While each offering has unique advantages, their adoption will vary based on specific operational needs and technical feature requirements. Some common considerations for IaaS and PaaS tradeoffs are:
- Enables cloud deployments to closely mirror the technical architecture used for on-premise big data solutions
- Aligns cloud based architectures more closely with vendor certification programs and preferred application frameworks
- Allows for more portability of an application and workload between cloud providers
- Enables a wider range of clouds to be considered, including providers that offer more traditional colocation services
- Requires a broader skill set including systems administration and operations
- Pricing is typically done based on an hourly charge relative to the size of the compute and storage resources
- More rapid time to value through a programmatic approach to service consumption
- Proven scalability through the evolution of PaaS capabilities first as internal technologies for cloud providers, then exposure as a PaaS capability
- Pricing model is commonly based on the amount of data moved or the number of requests to a specific API
When building a big data solution in the cloud, there are several key questions to assess as you look at IaaS and PaaS capabilities to determine a fit for your specific use case and workload:
- Skill set assessment – PaaS solutions require lower operational overhead and fewer systems level skills, but do demand that developers have experience and familiarity with the specific APIs and methods used to call the PaaS offerings.

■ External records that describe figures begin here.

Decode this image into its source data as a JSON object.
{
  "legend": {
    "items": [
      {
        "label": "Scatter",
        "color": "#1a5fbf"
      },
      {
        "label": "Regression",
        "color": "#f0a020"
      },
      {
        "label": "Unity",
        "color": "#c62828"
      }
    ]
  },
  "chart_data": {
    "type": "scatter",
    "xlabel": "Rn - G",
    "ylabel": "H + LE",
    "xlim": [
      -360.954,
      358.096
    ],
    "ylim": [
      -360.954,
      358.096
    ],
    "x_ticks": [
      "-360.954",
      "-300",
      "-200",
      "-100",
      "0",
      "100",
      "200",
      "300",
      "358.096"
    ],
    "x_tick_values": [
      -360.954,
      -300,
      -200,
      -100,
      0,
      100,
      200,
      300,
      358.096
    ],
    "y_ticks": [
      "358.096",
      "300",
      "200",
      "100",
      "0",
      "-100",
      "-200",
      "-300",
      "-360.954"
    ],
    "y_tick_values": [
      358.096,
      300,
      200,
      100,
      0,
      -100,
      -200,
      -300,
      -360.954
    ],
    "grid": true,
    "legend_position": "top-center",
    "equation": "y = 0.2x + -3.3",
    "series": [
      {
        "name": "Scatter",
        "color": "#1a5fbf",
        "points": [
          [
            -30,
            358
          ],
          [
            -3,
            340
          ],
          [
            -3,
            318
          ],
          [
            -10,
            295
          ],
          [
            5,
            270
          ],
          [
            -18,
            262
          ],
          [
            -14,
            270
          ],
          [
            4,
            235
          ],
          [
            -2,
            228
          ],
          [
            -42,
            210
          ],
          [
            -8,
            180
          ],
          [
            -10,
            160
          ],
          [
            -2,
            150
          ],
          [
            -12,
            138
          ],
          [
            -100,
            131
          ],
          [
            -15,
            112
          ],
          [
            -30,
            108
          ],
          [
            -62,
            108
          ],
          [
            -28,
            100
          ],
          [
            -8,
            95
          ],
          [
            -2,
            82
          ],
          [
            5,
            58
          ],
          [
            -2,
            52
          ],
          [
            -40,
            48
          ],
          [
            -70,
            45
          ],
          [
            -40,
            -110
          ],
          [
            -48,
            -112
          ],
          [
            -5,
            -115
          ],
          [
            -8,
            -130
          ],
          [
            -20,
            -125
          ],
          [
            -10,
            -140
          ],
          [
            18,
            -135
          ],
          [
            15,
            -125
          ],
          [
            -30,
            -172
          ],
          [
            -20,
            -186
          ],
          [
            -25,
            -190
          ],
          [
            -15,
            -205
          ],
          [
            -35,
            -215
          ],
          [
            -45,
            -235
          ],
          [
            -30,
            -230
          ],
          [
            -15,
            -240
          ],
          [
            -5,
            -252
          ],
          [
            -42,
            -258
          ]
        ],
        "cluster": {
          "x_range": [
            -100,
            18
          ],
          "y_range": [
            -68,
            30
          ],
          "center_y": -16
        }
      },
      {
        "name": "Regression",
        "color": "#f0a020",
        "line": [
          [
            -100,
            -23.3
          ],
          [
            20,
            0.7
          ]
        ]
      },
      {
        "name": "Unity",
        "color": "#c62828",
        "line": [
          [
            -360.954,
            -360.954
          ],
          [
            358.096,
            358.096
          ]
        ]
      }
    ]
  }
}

- Application support – Many big data deployments leverage commercial tools for visualization and predictive analytics, these tools often require certification with data platforms like those used in PaaS and IaaS deployments. You should assess all PaaS offerings to ensure the APIs are compliant with the needs of additional tools that will be integrated.
- Cost model – The cost model will be fundamentally different between IaaS and PaaS. PaaS systems will be based on usage; so unexpected loads can have a surprising effect on costs, where as IaaS is based on available capacity so there is a risk of overprovisioning the environment and paying for unused resources.
For building big data platforms, the cloud provides flexible options through both rapidly deployable PaaS solutions as well as flexible and portable IaaS options. As an organization you should start with your core requirements and technical needs to determine which path is best for you.